Super Micro Computer more than doubled its sales in Q2, and, perhaps more importantly, may have also doubled the trust that investors have in the company.
Shares are soaring in the wake of the AI server company’s quarterly report, with top- and bottom-line results exceeding estimates, as did guidance for the current quarter. Management also raised its full-year sales guidance to “at least” $40 billion, up from an outlook of $36 billion in November.
The story that management had been telling for the better part of the past year about customers waiting to order Blackwell racks, and then encountering some struggles in attempting to produce and deliver them, suddenly starts to look a little more reasonable — and like a corner has been turned for the business.

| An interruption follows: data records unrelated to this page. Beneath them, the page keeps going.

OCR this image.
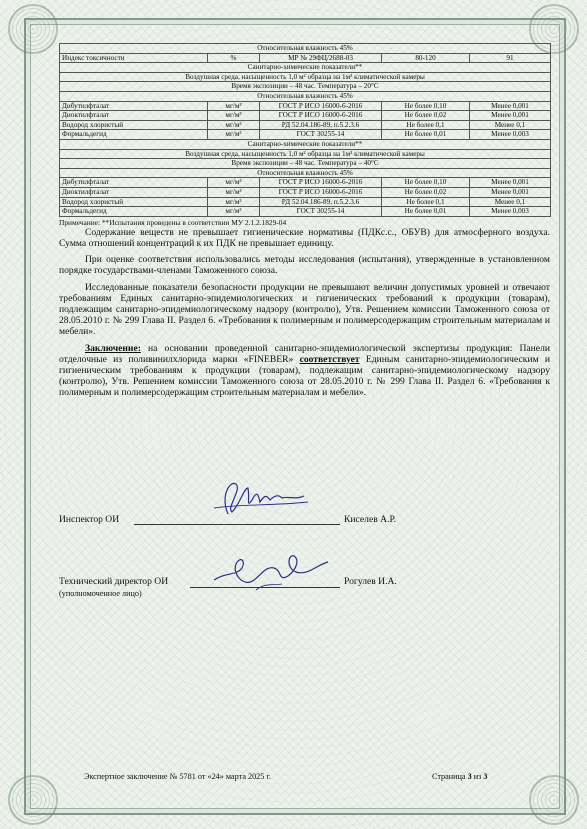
Относительная влажность 45%				
Индекс токсичности	%	МР № 29ФЦ/2688-03	80-120	91
Санитарно-химические показатели**				
Воздушная среда, насыщенность 1,0 м² образца на 1м³ климатической камеры				
Время экспозиции – 48 час. Температура – 20°С				
Относительная влажность 45%				
Дибутилфталат	мг/м³	ГОСТ Р ИСО 16000-6-2016	Не более 0,10	Менее 0,001
Диоктилфталат	мг/м³	ГОСТ Р ИСО 16000-6-2016	Не более 0,02	Менее 0,001
Водород хлористый	мг/м³	РД 52.04.186-89, п.5.2.3.6	Не более 0,1	Менее 0,1
Формальдегид	мг/м³	ГОСТ 30255-14	Не более 0,01	Менее 0,003
Санитарно-химические показатели**				
Воздушная среда, насыщенность 1,0 м² образца на 1м³ климатической камеры				
Время экспозиции – 48 час. Температура – 40°С				
Относительная влажность 45%				
Дибутилфталат	мг/м³	ГОСТ Р ИСО 16000-6-2016	Не более 0,10	Менее 0,001
Диоктилфталат	мг/м³	ГОСТ Р ИСО 16000-6-2016	Не более 0,02	Менее 0,001
Водород хлористый	мг/м³	РД 52.04.186-89, п.5.2.3.6	Не более 0,1	Менее 0,1
Формальдегид	мг/м³	ГОСТ 30255-14	Не более 0,01	Менее 0,003
Примечание: **Испытания проведены в соответствии МУ 2.1.2.1829-04

Содержание веществ не превышает гигиенические нормативы (ПДКс.с., ОБУВ) для атмосферного воздуха. Сумма отношений концентраций к их ПДК не превышает единицу.

При оценке соответствия использовались методы исследования (испытания), утвержденные в установленном порядке государствами-членами Таможенного союза.

Исследованные показатели безопасности продукции не превышают величин допустимых уровней и отвечают требованиям Единых санитарно-эпидемиологических и гигиенических требований к продукции (товарам), подлежащим санитарно-эпидемиологическому надзору (контролю), Утв. Решением комиссии Таможенного союза от 28.05.2010 г. № 299 Глава II. Раздел 6. «Требования к полимерным и полимерсодержащим строительным материалам и мебели».

Заключение: на основании проведенной санитарно-эпидемиологической экспертизы продукция: Панели отделочные из поливинилхлорида марки «FINEBER» соответствует Единым санитарно-эпидемиологическим и гигиеническим требованиям к продукции (товарам), подлежащим санитарно-эпидемиологическому надзору (контролю), Утв. Решением комиссии Таможенного союза от 28.05.2010 г. № 299 Глава II. Раздел 6. «Требования к полимерным и полимерсодержащим строительным материалам и мебели».

Инспектор ОИ	Киселев А.Р.
Технический директор ОИ
(уполномоченное лицо)
Рогулев И.А.
Экспертное заключение № 5781 от «24» марта 2025 г.	Страница 3 из 3
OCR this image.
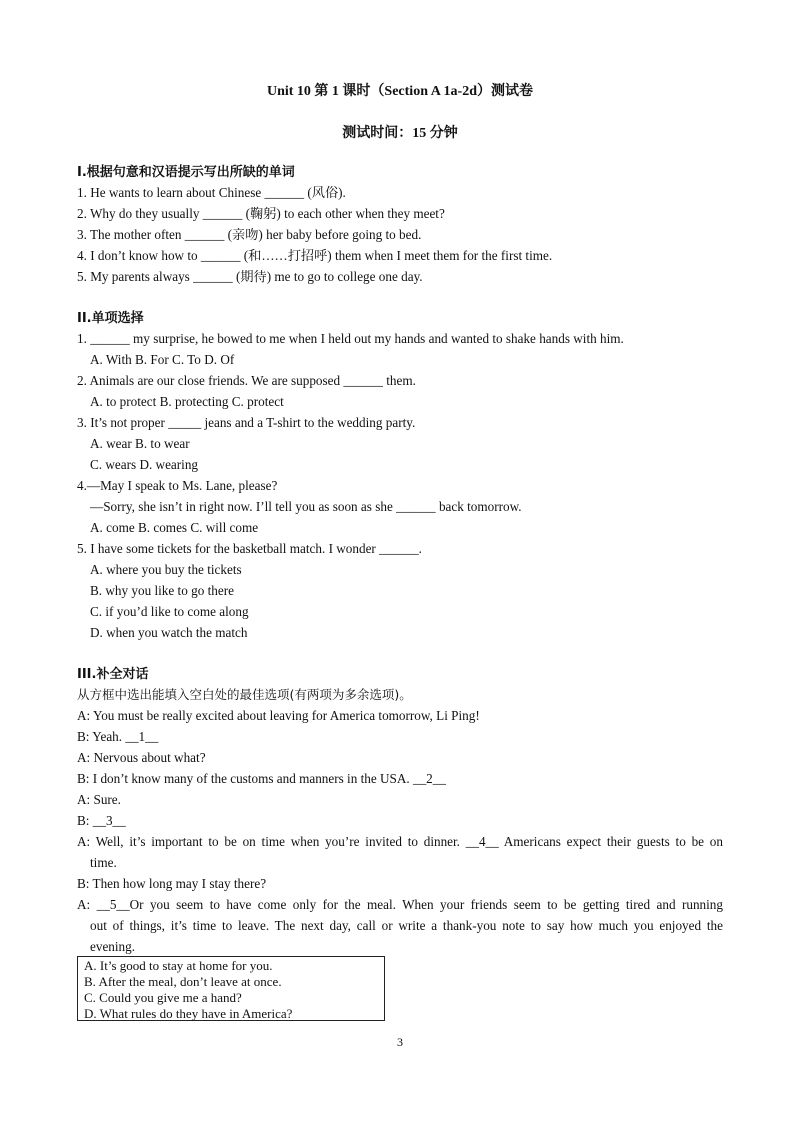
Unit 10 第 1 课时（Section A 1a-2d）测试卷
测试时间：15 分钟
I.根据句意和汉语提示写出所缺的单词
1. He wants to learn about Chinese ______ (风俗).
2. Why do they usually ______ (鞠躬) to each other when they meet?
3. The mother often ______ (亲吻) her baby before going to bed.
4. I don’t know how to ______ (和……打招呼) them when I meet them for the first time.
5. My parents always ______ (期待) me to go to college one day.
II.单项选择
1. ______ my surprise, he bowed to me when I held out my hands and wanted to shake hands with him.
A. With B. For C. To D. Of
2. Animals are our close friends. We are supposed ______ them.
A. to protect B. protecting C. protect
3. It’s not proper _____ jeans and a T-shirt to the wedding party.
A. wear B. to wear
C. wears D. wearing
4.—May I speak to Ms. Lane, please?
—Sorry, she isn’t in right now. I’ll tell you as soon as she ______ back tomorrow.
A. come B. comes C. will come
5. I have some tickets for the basketball match. I wonder ______.
A. where you buy the tickets
B. why you like to go there
C. if you’d like to come along
D. when you watch the match
III.补全对话
从方框中选出能填入空白处的最佳选项(有两项为多余选项)。
A: You must be really excited about leaving for America tomorrow, Li Ping!
B: Yeah. __1__
A: Nervous about what?
B: I don’t know many of the customs and manners in the USA. __2__
A: Sure.
B: __3__
A: Well, it’s important to be on time when you’re invited to dinner. __4__ Americans expect their guests to be on
time.
B: Then how long may I stay there?
A: __5__Or you seem to have come only for the meal. When your friends seem to be getting tired and running
out of things, it’s time to leave. The next day, call or write a thank-you note to say how much you enjoyed the
evening.
A. It’s good to stay at home for you.
B. After the meal, don’t leave at once.
C. Could you give me a hand?
D. What rules do they have in America?
3
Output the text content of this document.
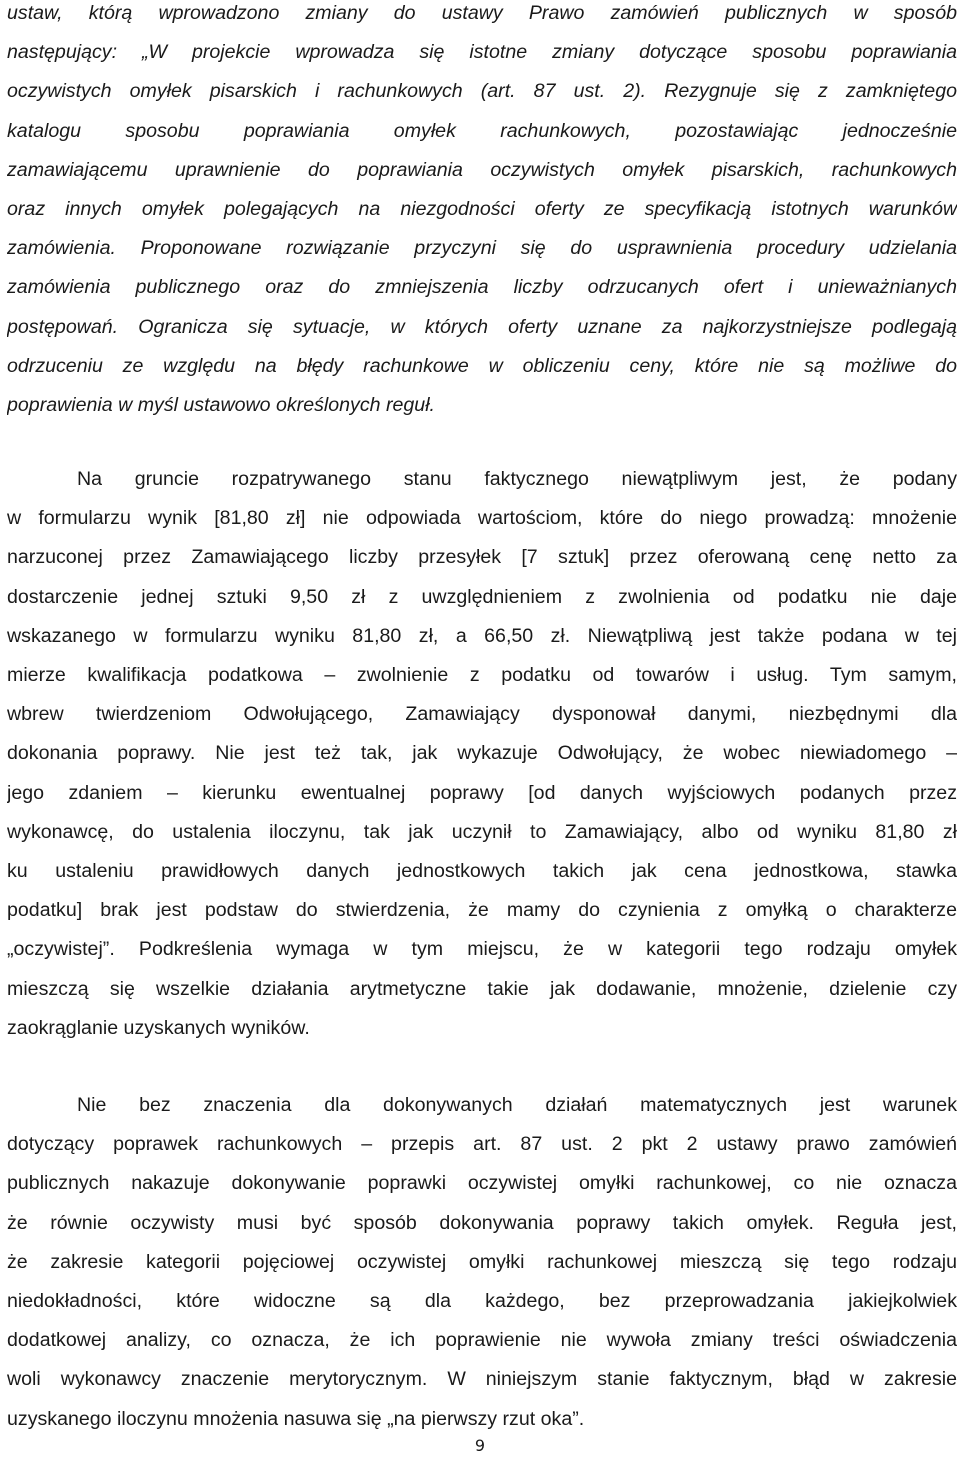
ustaw, którą wprowadzono zmiany do ustawy Prawo zamówień publicznych w sposób
następujący: „W projekcie wprowadza się istotne zmiany dotyczące sposobu poprawiania
oczywistych omyłek pisarskich i rachunkowych (art. 87 ust. 2). Rezygnuje się z zamkniętego
katalogu sposobu poprawiania omyłek rachunkowych, pozostawiając jednocześnie
zamawiającemu uprawnienie do poprawiania oczywistych omyłek pisarskich, rachunkowych
oraz innych omyłek polegających na niezgodności oferty ze specyfikacją istotnych warunków
zamówienia. Proponowane rozwiązanie przyczyni się do usprawnienia procedury udzielania
zamówienia publicznego oraz do zmniejszenia liczby odrzucanych ofert i unieważnianych
postępowań. Ogranicza się sytuacje, w których oferty uznane za najkorzystniejsze podlegają
odrzuceniu ze względu na błędy rachunkowe w obliczeniu ceny, które nie są możliwe do
poprawienia w myśl ustawowo określonych reguł.
Na gruncie rozpatrywanego stanu faktycznego niewątpliwym jest, że podany
w formularzu wynik [81,80 zł] nie odpowiada wartościom, które do niego prowadzą: mnożenie
narzuconej przez Zamawiającego liczby przesyłek [7 sztuk] przez oferowaną cenę netto za
dostarczenie jednej sztuki 9,50 zł z uwzględnieniem z zwolnienia od podatku nie daje
wskazanego w formularzu wyniku 81,80 zł, a 66,50 zł. Niewątpliwą jest także podana w tej
mierze kwalifikacja podatkowa – zwolnienie z podatku od towarów i usług. Tym samym,
wbrew twierdzeniom Odwołującego, Zamawiający dysponował danymi, niezbędnymi dla
dokonania poprawy. Nie jest też tak, jak wykazuje Odwołujący, że wobec niewiadomego –
jego zdaniem – kierunku ewentualnej poprawy [od danych wyjściowych podanych przez
wykonawcę, do ustalenia iloczynu, tak jak uczynił to Zamawiający, albo od wyniku 81,80 zł
ku ustaleniu prawidłowych danych jednostkowych takich jak cena jednostkowa, stawka
podatku] brak jest podstaw do stwierdzenia, że mamy do czynienia z omyłką o charakterze
„oczywistej”. Podkreślenia wymaga w tym miejscu, że w kategorii tego rodzaju omyłek
mieszczą się wszelkie działania arytmetyczne takie jak dodawanie, mnożenie, dzielenie czy
zaokrąglanie uzyskanych wyników.
Nie bez znaczenia dla dokonywanych działań matematycznych jest warunek
dotyczący poprawek rachunkowych – przepis art. 87 ust. 2 pkt 2 ustawy prawo zamówień
publicznych nakazuje dokonywanie poprawki oczywistej omyłki rachunkowej, co nie oznacza
że równie oczywisty musi być sposób dokonywania poprawy takich omyłek. Reguła jest,
że zakresie kategorii pojęciowej oczywistej omyłki rachunkowej mieszczą się tego rodzaju
niedokładności, które widoczne są dla każdego, bez przeprowadzania jakiejkolwiek
dodatkowej analizy, co oznacza, że ich poprawienie nie wywoła zmiany treści oświadczenia
woli wykonawcy znaczenie merytorycznym. W niniejszym stanie faktycznym, błąd w zakresie
uzyskanego iloczynu mnożenia nasuwa się „na pierwszy rzut oka”.
9
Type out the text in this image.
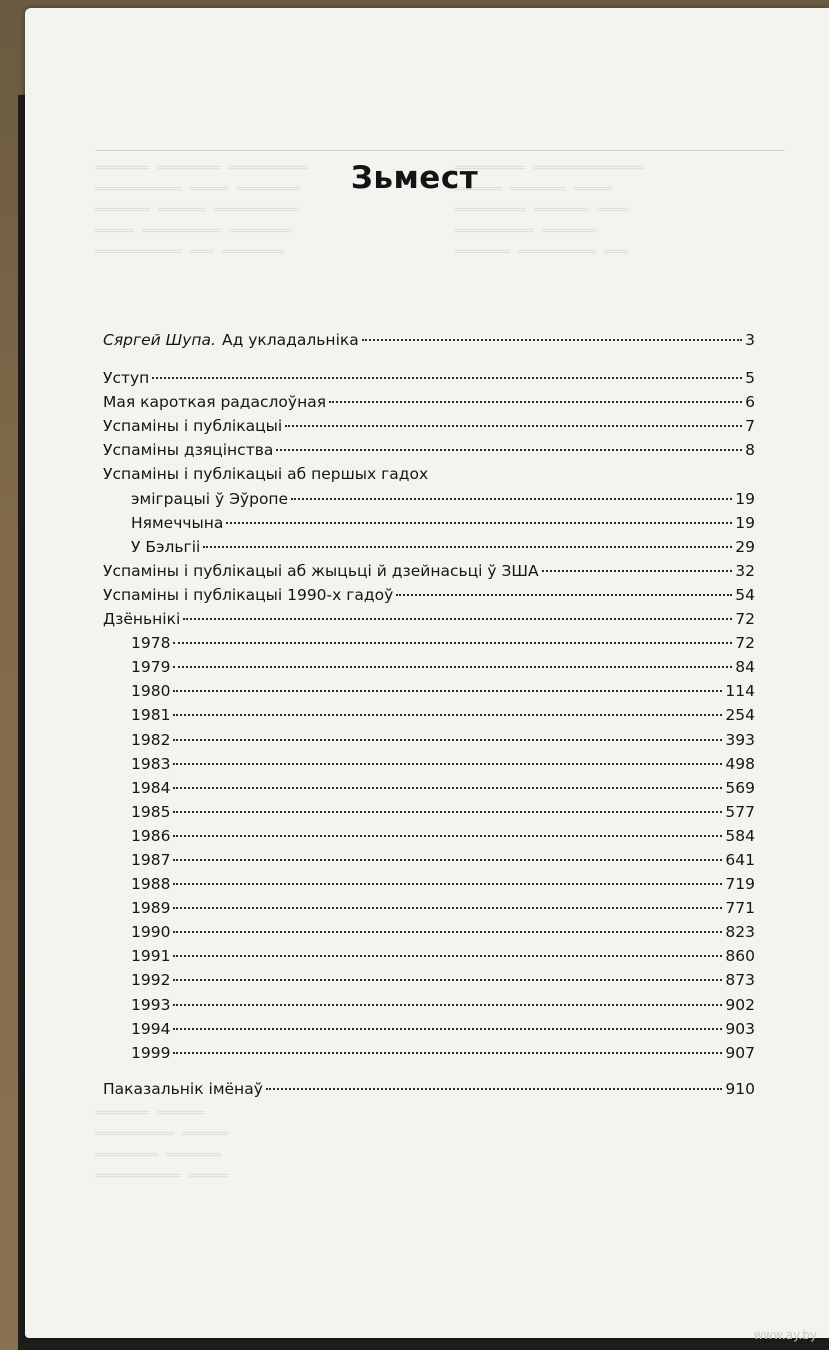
═══════  ════════  ══════════
═══════════  ═════  ════════
═══════  ══════  ═══════════
═════  ══════════  ════════
═══════════  ═══  ════════
═════════  ══════════════
══════  ═══════  ═════
═════════  ═══════  ════
══════════  ═══════
═══════  ══════════  ═══
═══════  ══════
══════════  ══════
════════  ═══════
═══════════  ═════
Зьмест
Сяргей Шупа. Ад укладальніка	3
Уступ	5
Мая кароткая радаслоўная	6
Успаміны і публікацыі	7
Успаміны дзяцінства	8
Успаміны і публікацыі аб першых гадох
эміграцыі ў Эўропе	19
Нямеччына	19
У Бэльгіі	29
Успаміны і публікацыі аб жыцьці й дзейнасьці ў ЗША	32
Успаміны і публікацыі 1990-х гадоў	54
Дзёньнікі	72
1978	72
1979	84
1980	114
1981	254
1982	393
1983	498
1984	569
1985	577
1986	584
1987	641
1988	719
1989	771
1990	823
1991	860
1992	873
1993	902
1994	903
1999	907
Паказальнік імёнаў	910
www.ay.by
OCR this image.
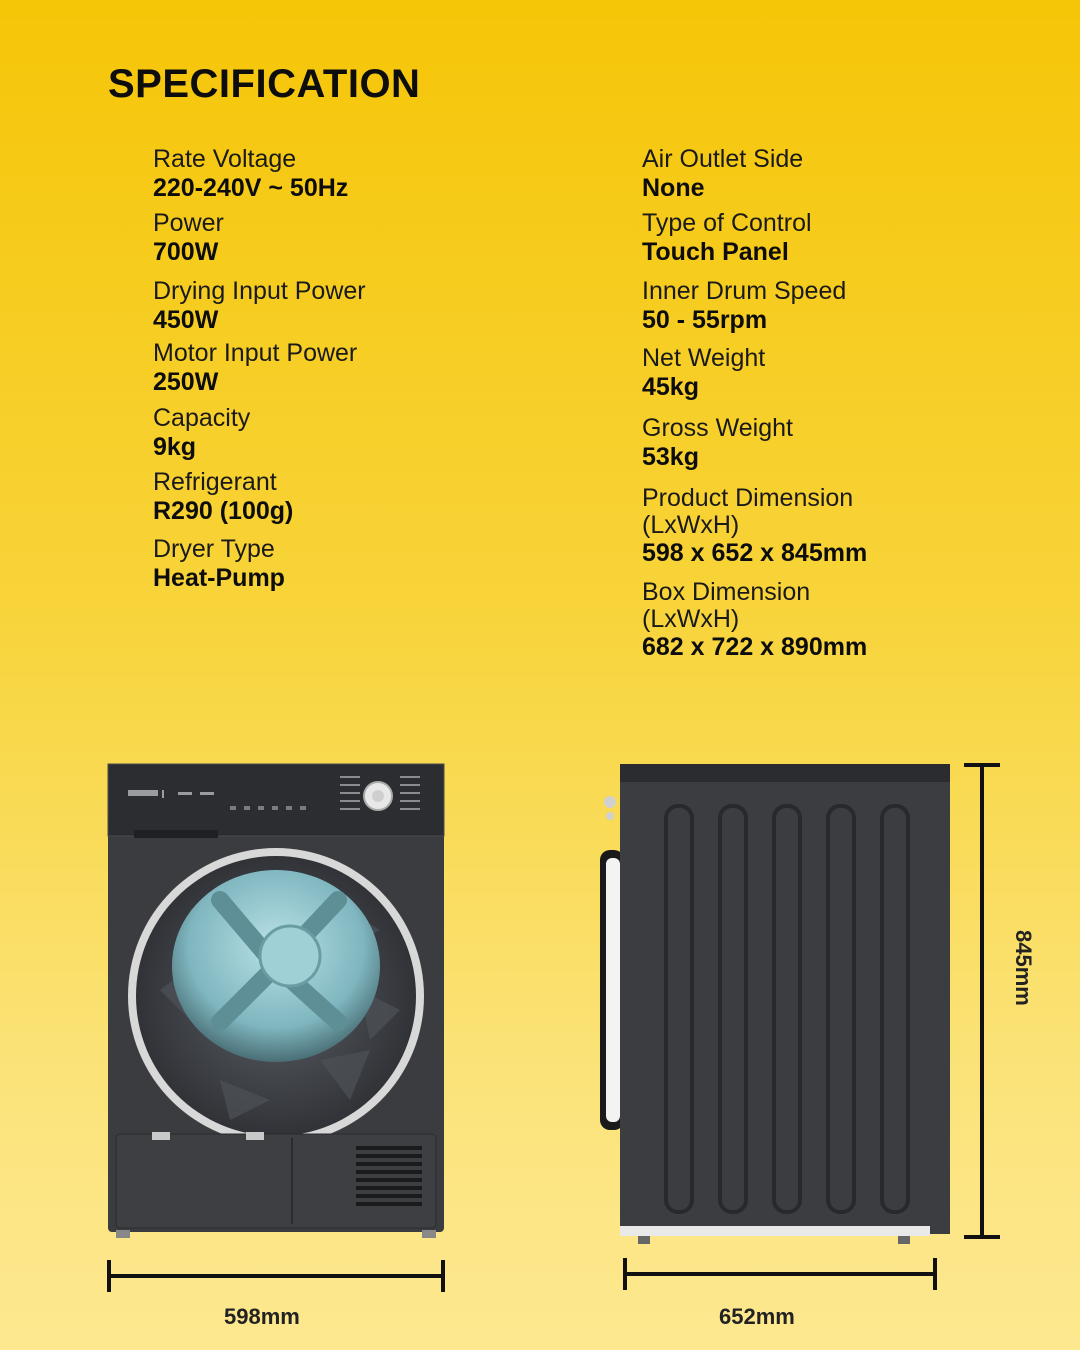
SPECIFICATION
Rate Voltage
220-240V ~ 50Hz
Power
700W
Drying Input Power
450W
Motor Input Power
250W
Capacity
9kg
Refrigerant
R290 (100g)
Dryer Type
Heat-Pump
Air Outlet Side
None
Type of Control
Touch Panel
Inner Drum Speed
50 - 55rpm
Net Weight
45kg
Gross Weight
53kg
Product Dimension
(LxWxH)
598 x 652 x 845mm
Box Dimension
(LxWxH)
682 x 722 x 890mm
845mm
598mm	652mm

“The company’s data center building block solutions (DCBBS) is gaining momentum across key customers,” wrote Needham & Co. analyst Quinn Bolton. “Notably, DCBBS accounted for 4% of profit in F1H26, and management expects it to increase to a double-digit % by calendar year-end 2026.”
This positive reaction breaks a long streak in which death and taxes had been joined by “Super Micro falling any time the company delivers financials” as one of life’s certainties.
Consider:
November 5: Shares plummet 11.3% after Q2 net income-per-share guidance was weak, indicating mounting margin pressures.
October 23: The stock slumps 8.7% after pre-announcing Q1 sales of roughly $5 billion, which was far short of the consensus estimate for $6.5 billion.
August 6: SMCI sinks 18.3% after a Q4 sales and earnings miss, with CEO Charles Liang blaming the lackluster results on “a capital constraint that limited our ability to rapidly scale production.”
April 30: Shares tumble 11.5% after Super Micro releases preliminary Q3 sales that were below the consensus estimate and its own revenue guidance.
Super Micro has now proven it can get a lot of money in the door, but translating that to the bottom line will remain a challenge going forward.
“The Grace-Blackwell 300 GPU ramp-up is resulting in large-scale cluster-AI deals that can sustain quarterly deal activity of $10-$12 billion through the year,” wrote Bloomberg Intelligence senior technology analyst Woo Jin Ho. “Yet the company’s margin isn’t improving, and the EPS projection implies a sub-7% gross margin for 3Q and potentially the year.”